Already the vultures — there are many — are circling. Yesterday Mrs May’s former work and pensions secretary Esther McVey said it would be “very difficult” for Mrs May to continue as prime minister if she failed to renegotiate the deal. McVey declined to rule out running for the Downing Street job “should a vacancy arise.” She also suggested that Britain should not pay the €43 billion divorce bill, and if Mrs May could not renegotiate that bill or the backstop then Britain should go for a no-deal Brexit.
Her no-deal harrumphing seems utterly reckless in the face of the near-universal understanding that such a collapse would have an unprecedentedly negative impact on Britain’s economy and especially in deindustrialised constituencies — Britain’s Rust Belt — that voted “Leave”. The collateral damage caused by a no-deal divorce, especially to an economy like ours, seems of no consequence to those waving the no-deal big stick even though that stick is more a sword of Damocles.
But at least her argument is not as offensive as the proposal from Priti Patel, another former member of Mrs May’s cabinet. Ms Patel suggested using the prospect food shortages in Ireland to secure a better deal.

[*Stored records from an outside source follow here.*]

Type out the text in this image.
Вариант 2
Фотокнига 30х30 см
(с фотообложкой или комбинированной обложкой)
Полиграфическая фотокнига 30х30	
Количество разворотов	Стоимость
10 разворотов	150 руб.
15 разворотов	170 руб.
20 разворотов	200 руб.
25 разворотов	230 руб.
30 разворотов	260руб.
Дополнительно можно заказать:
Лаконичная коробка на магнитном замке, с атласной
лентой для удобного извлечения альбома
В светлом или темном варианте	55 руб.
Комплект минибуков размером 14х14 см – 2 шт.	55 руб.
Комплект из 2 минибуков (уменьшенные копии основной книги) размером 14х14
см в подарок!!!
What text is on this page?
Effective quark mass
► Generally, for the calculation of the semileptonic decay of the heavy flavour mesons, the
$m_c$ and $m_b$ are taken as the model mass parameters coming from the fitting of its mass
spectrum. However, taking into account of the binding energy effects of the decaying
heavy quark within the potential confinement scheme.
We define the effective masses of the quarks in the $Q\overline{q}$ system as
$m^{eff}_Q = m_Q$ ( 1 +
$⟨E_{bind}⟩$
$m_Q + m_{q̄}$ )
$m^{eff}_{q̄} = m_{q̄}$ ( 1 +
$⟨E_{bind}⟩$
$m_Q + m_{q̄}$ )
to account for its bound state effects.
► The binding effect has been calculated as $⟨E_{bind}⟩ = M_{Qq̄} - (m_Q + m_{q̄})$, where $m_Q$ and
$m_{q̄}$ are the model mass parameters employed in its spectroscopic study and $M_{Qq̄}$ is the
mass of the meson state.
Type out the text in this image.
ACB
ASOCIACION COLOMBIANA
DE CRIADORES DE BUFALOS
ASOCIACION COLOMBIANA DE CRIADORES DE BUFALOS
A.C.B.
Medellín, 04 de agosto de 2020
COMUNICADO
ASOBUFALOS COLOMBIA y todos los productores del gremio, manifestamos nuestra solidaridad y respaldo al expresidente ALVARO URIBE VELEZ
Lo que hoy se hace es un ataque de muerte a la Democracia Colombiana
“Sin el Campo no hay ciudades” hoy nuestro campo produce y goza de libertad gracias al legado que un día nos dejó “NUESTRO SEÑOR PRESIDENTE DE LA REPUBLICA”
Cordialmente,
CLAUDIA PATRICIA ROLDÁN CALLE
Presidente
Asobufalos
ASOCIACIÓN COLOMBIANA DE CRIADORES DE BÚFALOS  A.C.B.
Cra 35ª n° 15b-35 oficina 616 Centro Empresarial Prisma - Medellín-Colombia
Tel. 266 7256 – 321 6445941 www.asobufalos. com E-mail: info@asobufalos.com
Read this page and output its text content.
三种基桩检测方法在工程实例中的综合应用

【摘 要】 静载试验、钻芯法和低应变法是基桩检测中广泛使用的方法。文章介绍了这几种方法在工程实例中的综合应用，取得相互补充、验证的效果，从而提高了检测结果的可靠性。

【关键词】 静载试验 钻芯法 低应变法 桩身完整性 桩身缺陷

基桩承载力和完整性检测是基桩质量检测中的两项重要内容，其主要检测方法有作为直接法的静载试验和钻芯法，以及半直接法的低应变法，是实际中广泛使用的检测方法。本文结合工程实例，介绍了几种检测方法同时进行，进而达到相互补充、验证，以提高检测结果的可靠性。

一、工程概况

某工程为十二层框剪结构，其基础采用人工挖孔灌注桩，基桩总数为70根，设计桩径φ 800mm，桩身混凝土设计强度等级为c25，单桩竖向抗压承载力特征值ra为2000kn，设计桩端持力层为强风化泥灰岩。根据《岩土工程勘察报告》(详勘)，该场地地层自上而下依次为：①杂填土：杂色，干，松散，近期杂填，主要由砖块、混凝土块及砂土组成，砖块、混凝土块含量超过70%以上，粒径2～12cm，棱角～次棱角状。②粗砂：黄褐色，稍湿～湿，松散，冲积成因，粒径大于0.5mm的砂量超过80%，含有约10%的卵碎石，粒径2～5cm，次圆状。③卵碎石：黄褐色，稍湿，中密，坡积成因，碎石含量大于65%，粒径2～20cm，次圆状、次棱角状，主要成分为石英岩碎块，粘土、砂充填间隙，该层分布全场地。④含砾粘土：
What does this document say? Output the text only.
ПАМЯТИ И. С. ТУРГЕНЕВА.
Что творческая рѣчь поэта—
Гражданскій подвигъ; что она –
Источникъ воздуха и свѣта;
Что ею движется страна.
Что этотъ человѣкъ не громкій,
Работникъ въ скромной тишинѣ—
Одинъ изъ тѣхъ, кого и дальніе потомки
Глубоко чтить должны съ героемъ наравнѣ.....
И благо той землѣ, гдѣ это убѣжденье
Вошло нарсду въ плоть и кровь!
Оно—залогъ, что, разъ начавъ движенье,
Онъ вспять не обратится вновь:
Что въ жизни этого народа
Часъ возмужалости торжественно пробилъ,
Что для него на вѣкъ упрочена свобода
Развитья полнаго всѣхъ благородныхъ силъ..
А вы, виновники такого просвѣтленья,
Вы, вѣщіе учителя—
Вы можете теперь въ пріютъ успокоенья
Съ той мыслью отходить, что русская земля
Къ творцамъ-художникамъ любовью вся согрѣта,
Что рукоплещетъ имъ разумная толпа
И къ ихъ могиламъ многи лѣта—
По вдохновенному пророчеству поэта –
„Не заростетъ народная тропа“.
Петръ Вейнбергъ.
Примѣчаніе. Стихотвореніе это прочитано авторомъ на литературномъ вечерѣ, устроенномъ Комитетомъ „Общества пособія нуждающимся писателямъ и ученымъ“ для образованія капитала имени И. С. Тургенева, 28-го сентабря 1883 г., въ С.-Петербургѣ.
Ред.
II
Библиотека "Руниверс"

Ms Patel, who eventually squirmed and insisted she had been misunderstood, may have forgotten, that the last time Britain tried a starve-and-subjugate policy here that policy became a catalyst for our independence.
This week’s events will be the mixture of froth and substance that precede change. Despite the drama, despite the huge but transient significance our grandchildren will judge this staggering as we judge the hide-under-the-table advice.
How much better their world might be if the energy wasted on Brexit was focussed on averting climate change, famine in Yemen, data-grabbing, tax-shy multinationals or deepening inequality.
Sadly, it seems part of the human condition that we are all bit players in a never-ending Comedy of Errors.